Everyone has taken a risk in there life and if they say they haven’t they are lying. Whether it is something small or drastic everyone has taken a risk. In my lifetime I have taken many risks, most of them where simple. Actually I can’t really remember any crazy life or death risks I have taken. I always think before I put myself in a bad situation. If it is too crazy I simply will not do it. There is a difference between risking something and stupidity. Risking your life is always stupid.
In my lifetime I would say most mf my risks have been taken in sports. When I am wrestling and I am losing I take a risk. Lets say I am losing the match by three points. My opponent and me are on our feet and there is less then thirty seconds left. My only option to win is to hit a big move. By big move I mean a throw of some sort. I need to get two points for a takedown and back points. At this point I usually try a move called a headlock or a lateral drop. They are both risky and do not always work. Sometimes I try them and they work and I jump up in joy and amazement that I won but other times I fail and there is not really to much of a lose because I was losing the match already. At this point there was no real fault to my risk. It was more of a last resort situation.
Socially I take risks all the time. I am a very friendly person and am open to making new friends. The problem with this is I do not know the type of people I am making friends with. They could be the complete opposite of me and we could not get along. They may even think I am weird. I am not afraid of this because I always just act like myself. Someone should accept me for who I am and not some fake person. When I meet knew people I do not see it as intimidating I just act myself and take the risk of them judging me poorly. Along with social I have taken many personal risks like honesty. Not so much honest but I think lying is more of a risky situation. When I was younger I used to lie all the time. I took the risk of staying out of trouble or getting caught lying and getting into even more trouble. I usually ended up getting caught and into more trouble. Now I do not lie as much to my parents. Only little white lies that come out when I get scared to tell the truth.
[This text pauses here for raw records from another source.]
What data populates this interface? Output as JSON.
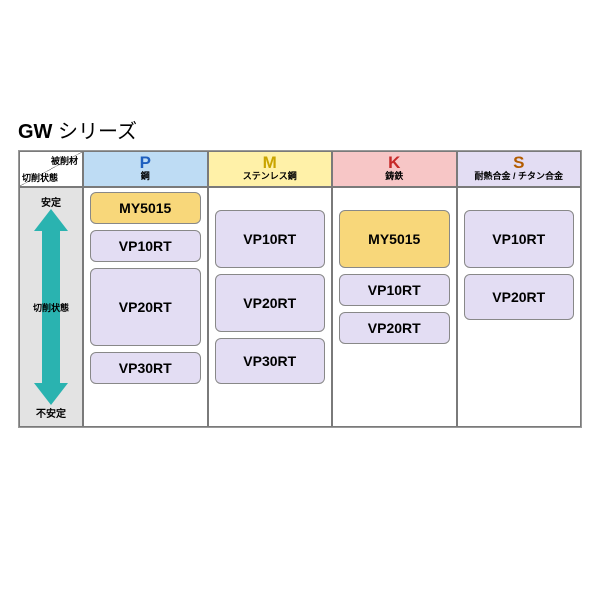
{
  "title_bold": "GW",
  "title_rest": " シリーズ",
  "corner": {
    "top_right": "被削材",
    "bottom_left": "切削状態"
  },
  "columns": [
    {
      "code": "P",
      "sub": "鋼",
      "header_bg": "#bedcf4",
      "code_color": "#1e5fbf"
    },
    {
      "code": "M",
      "sub": "ステンレス鋼",
      "header_bg": "#fff1a8",
      "code_color": "#c9a400"
    },
    {
      "code": "K",
      "sub": "鋳鉄",
      "header_bg": "#f7c6c6",
      "code_color": "#c62828"
    },
    {
      "code": "S",
      "sub": "耐熱合金 / チタン合金",
      "header_bg": "#e3ddf3",
      "code_color": "#b35c00"
    }
  ],
  "side": {
    "top": "安定",
    "bottom": "不安定",
    "mid": "切削状態",
    "arrow_color": "#2ab3b0"
  },
  "chip_colors": {
    "yellow": "#f8d77a",
    "violet": "#e3ddf3"
  },
  "body_height": 240,
  "cells": {
    "P": [
      {
        "label": "MY5015",
        "color": "yellow",
        "h": 32
      },
      {
        "label": "VP10RT",
        "color": "violet",
        "h": 32
      },
      {
        "label": "VP20RT",
        "color": "violet",
        "h": 78
      },
      {
        "label": "VP30RT",
        "color": "violet",
        "h": 32
      }
    ],
    "M": [
      {
        "label": "",
        "color": "none",
        "h": 12
      },
      {
        "label": "VP10RT",
        "color": "violet",
        "h": 58
      },
      {
        "label": "VP20RT",
        "color": "violet",
        "h": 58
      },
      {
        "label": "VP30RT",
        "color": "violet",
        "h": 46
      }
    ],
    "K": [
      {
        "label": "",
        "color": "none",
        "h": 12
      },
      {
        "label": "MY5015",
        "color": "yellow",
        "h": 58
      },
      {
        "label": "VP10RT",
        "color": "violet",
        "h": 32
      },
      {
        "label": "VP20RT",
        "color": "violet",
        "h": 32
      }
    ],
    "S": [
      {
        "label": "",
        "color": "none",
        "h": 12
      },
      {
        "label": "VP10RT",
        "color": "violet",
        "h": 58
      },
      {
        "label": "VP20RT",
        "color": "violet",
        "h": 46
      }
    ]
  }
}
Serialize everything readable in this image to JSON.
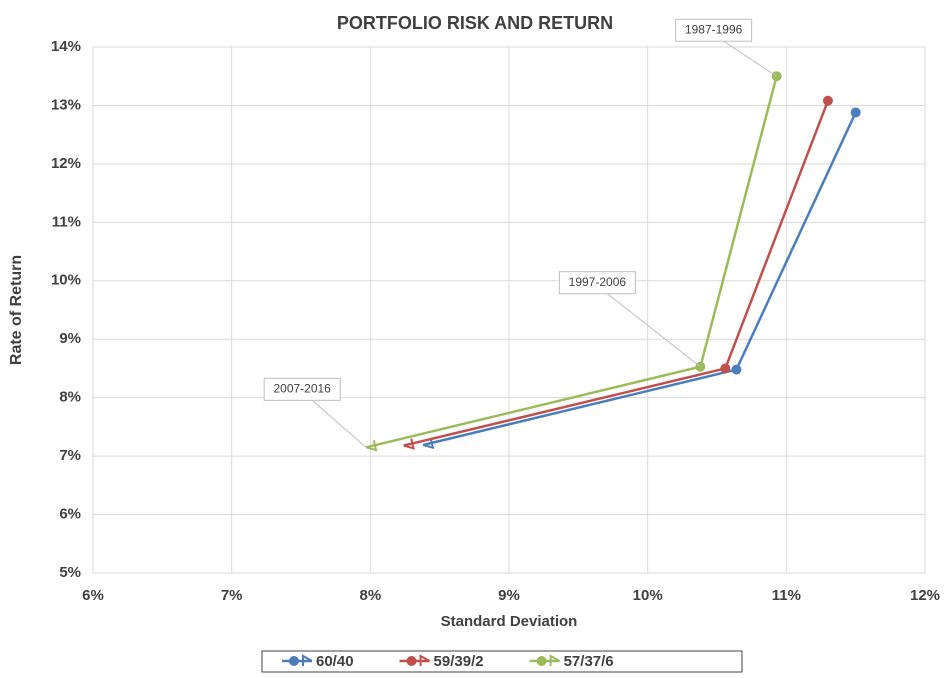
{
  "chart_data": {
    "type": "scatter-line",
    "title": "PORTFOLIO RISK AND RETURN",
    "x_label": "Standard Deviation",
    "y_label": "Rate of Return",
    "xlim": [
      6,
      12
    ],
    "ylim": [
      5,
      14
    ],
    "xticks": [
      {
        "value": 6,
        "label": "6%"
      },
      {
        "value": 7,
        "label": "7%"
      },
      {
        "value": 8,
        "label": "8%"
      },
      {
        "value": 9,
        "label": "9%"
      },
      {
        "value": 10,
        "label": "10%"
      },
      {
        "value": 11,
        "label": "11%"
      },
      {
        "value": 12,
        "label": "12%"
      }
    ],
    "yticks": [
      {
        "value": 5,
        "label": "5%"
      },
      {
        "value": 6,
        "label": "6%"
      },
      {
        "value": 7,
        "label": "7%"
      },
      {
        "value": 8,
        "label": "8%"
      },
      {
        "value": 9,
        "label": "9%"
      },
      {
        "value": 10,
        "label": "10%"
      },
      {
        "value": 11,
        "label": "11%"
      },
      {
        "value": 12,
        "label": "12%"
      },
      {
        "value": 13,
        "label": "13%"
      },
      {
        "value": 14,
        "label": "14%"
      }
    ],
    "grid": true,
    "legend": "bottom",
    "series": [
      {
        "name": "60/40",
        "color": "#4a7ebb",
        "x": [
          11.5,
          10.64,
          8.38
        ],
        "values": [
          12.88,
          8.48,
          7.19
        ]
      },
      {
        "name": "59/39/2",
        "color": "#c0504d",
        "x": [
          11.3,
          10.56,
          8.24
        ],
        "values": [
          13.08,
          8.5,
          7.18
        ]
      },
      {
        "name": "57/37/6",
        "color": "#9bbb59",
        "x": [
          10.93,
          10.38,
          7.97
        ],
        "values": [
          13.5,
          8.53,
          7.15
        ],
        "point_labels": [
          "1987-1996",
          "1997-2006",
          "2007-2016"
        ]
      }
    ]
  }
}
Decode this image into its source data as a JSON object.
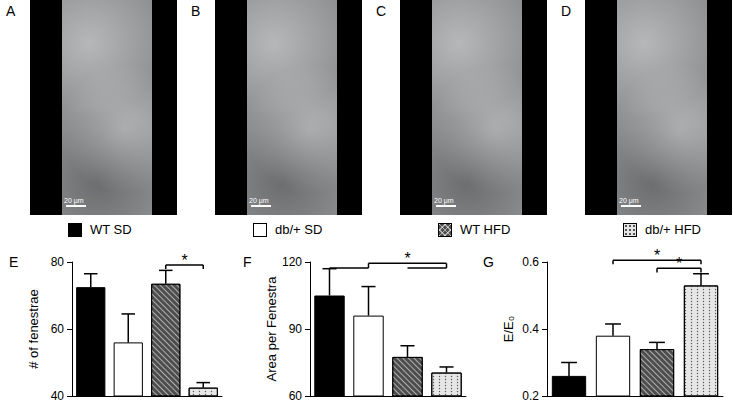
{
  "image_panels": [
    {
      "label": "A",
      "scale_bar": "20 μm"
    },
    {
      "label": "B",
      "scale_bar": "20 μm"
    },
    {
      "label": "C",
      "scale_bar": "20 μm"
    },
    {
      "label": "D",
      "scale_bar": "20 μm"
    }
  ],
  "chart_data": [
    {
      "type": "bar",
      "label": "E",
      "ylabel": "# of fenestrae",
      "categories": [
        "WT SD",
        "db/+ SD",
        "WT HFD",
        "db/+ HFD"
      ],
      "values": [
        72.5,
        56,
        73.5,
        42.5
      ],
      "errors": [
        4,
        8.5,
        4,
        1.5
      ],
      "colors": [
        "#000000",
        "#ffffff",
        "#4d4d4d",
        "#e6e6e6"
      ],
      "ylim": [
        40,
        80
      ],
      "yticks": [
        40,
        60,
        80
      ],
      "grid": false,
      "tick_labels": "y",
      "annotations": [
        {
          "text": "*",
          "between": [
            [
              2
            ],
            [
              3
            ]
          ]
        }
      ]
    },
    {
      "type": "bar",
      "label": "F",
      "ylabel": "Area per Fenestra",
      "categories": [
        "WT SD",
        "db/+ SD",
        "WT HFD",
        "db/+ HFD"
      ],
      "values": [
        105,
        96,
        77.5,
        70.5
      ],
      "errors": [
        12,
        13,
        5,
        2.5
      ],
      "colors": [
        "#000000",
        "#ffffff",
        "#4d4d4d",
        "#e6e6e6"
      ],
      "ylim": [
        60,
        120
      ],
      "yticks": [
        60,
        90,
        120
      ],
      "grid": false,
      "tick_labels": "y",
      "annotations": [
        {
          "text": "*",
          "between": [
            [
              0,
              1
            ],
            [
              2,
              3
            ]
          ]
        }
      ]
    },
    {
      "type": "bar",
      "label": "G",
      "ylabel": "E/E₀",
      "categories": [
        "WT SD",
        "db/+ SD",
        "WT HFD",
        "db/+ HFD"
      ],
      "values": [
        0.26,
        0.38,
        0.34,
        0.53
      ],
      "errors": [
        0.04,
        0.035,
        0.02,
        0.035
      ],
      "colors": [
        "#000000",
        "#ffffff",
        "#4d4d4d",
        "#e6e6e6"
      ],
      "ylim": [
        0.2,
        0.6
      ],
      "yticks": [
        0.2,
        0.4,
        0.6
      ],
      "grid": false,
      "tick_labels": "y",
      "annotations": [
        {
          "text": "*",
          "between": [
            [
              1
            ],
            [
              3
            ]
          ]
        },
        {
          "text": "*",
          "between": [
            [
              2
            ],
            [
              3
            ]
          ]
        }
      ]
    }
  ]
}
I also take academic risks. Sometime I go all out for a project in hope that I get a good grade. I may go all out and spend hours on the decorations and such but in reality I did all the actual work wrong so I get a C for a grade. All that hard work for a C makes me angry. Other times I do not try at all and get an A. this makes no sense to me. Despite a few bad results I usually end up getting good grades when I take a risk on my grades. I could say things work out for the best.